As these types of products have gained popularity, big players inevitably started to take notice. Annie’s, the friendly brand that brought us a myriad of bunny shaped organic snacks, was acquired by General Mills in 2014.This was initially met with some opposition from their customer base, but nearly 70% of the brand’s portfolio will be certified organic by the end of the year, up from about 35% when it sold. (Food Business News). While Justin’s Nut Butter was sold to Hormel in 2016, the company has been continuing to produce innovative and organic products, with the streamlined efficiency of operating under a food industry giant. This kind of action brings organic even further to the forefront of U.S. households.
Long standing conventional food brands are also being forced to consider making their own organic product extensions. Gatorade’s G Organic is a newly released spin on the original sports drink, boasting just seven simple ingredients. Though USDA Organic Certified, the G Organic line of drinks is criticized for its high sugar content. Each 16.9-ounce bottle carries a whopping seven teaspoons of added sugar – more than the six-teaspoon daily limit recommended by the American Heart Association (New York Times). Frito-Lay has released Simply Organic Doritos, which are free of the artificial flavors and colors that characterize the popular snack. Yet, when comparing the nutritional value of conventional and organic varieties, there isn’t too great of a difference. This calls into question whether consumers are seeing the value in simply consuming certified organic snacks, or snacks that offer more health benefits.
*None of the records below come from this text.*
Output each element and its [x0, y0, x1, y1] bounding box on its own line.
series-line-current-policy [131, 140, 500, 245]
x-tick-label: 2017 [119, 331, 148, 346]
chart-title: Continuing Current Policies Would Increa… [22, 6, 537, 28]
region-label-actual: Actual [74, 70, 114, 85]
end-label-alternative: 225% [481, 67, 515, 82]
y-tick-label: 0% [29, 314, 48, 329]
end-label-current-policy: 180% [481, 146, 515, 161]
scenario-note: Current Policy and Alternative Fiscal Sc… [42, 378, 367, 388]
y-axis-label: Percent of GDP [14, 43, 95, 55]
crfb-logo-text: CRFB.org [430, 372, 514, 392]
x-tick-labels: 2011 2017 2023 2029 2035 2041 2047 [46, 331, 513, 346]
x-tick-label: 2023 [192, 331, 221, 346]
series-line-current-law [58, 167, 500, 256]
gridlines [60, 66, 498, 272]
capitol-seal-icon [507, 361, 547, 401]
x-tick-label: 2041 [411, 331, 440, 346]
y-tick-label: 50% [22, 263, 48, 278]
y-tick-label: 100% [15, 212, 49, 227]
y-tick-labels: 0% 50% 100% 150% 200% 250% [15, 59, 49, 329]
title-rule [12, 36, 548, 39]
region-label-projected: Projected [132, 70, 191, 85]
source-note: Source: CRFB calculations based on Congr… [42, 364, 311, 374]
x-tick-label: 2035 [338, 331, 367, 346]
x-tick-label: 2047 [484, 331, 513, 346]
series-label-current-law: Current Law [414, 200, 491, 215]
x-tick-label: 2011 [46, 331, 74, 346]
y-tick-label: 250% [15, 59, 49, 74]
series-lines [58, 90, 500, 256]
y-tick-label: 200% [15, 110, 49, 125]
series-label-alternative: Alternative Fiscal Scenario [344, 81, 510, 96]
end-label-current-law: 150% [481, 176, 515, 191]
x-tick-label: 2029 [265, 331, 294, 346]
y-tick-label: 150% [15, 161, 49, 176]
It’s clear that companies of all sizes are seeing a bright future in organic snacking. Its increasing availability to consumers of all economic ranges is opening up tons of possibilities. How will brands start adjusting to this new climate, now that everyone’s going organic? Will the certification of organic begin to lose its association with health and wellbeing? We suspect that this increase in organic snacking will only heighten the trend of touting positive nutritional information such as high fiber, or low sugar content on packaging.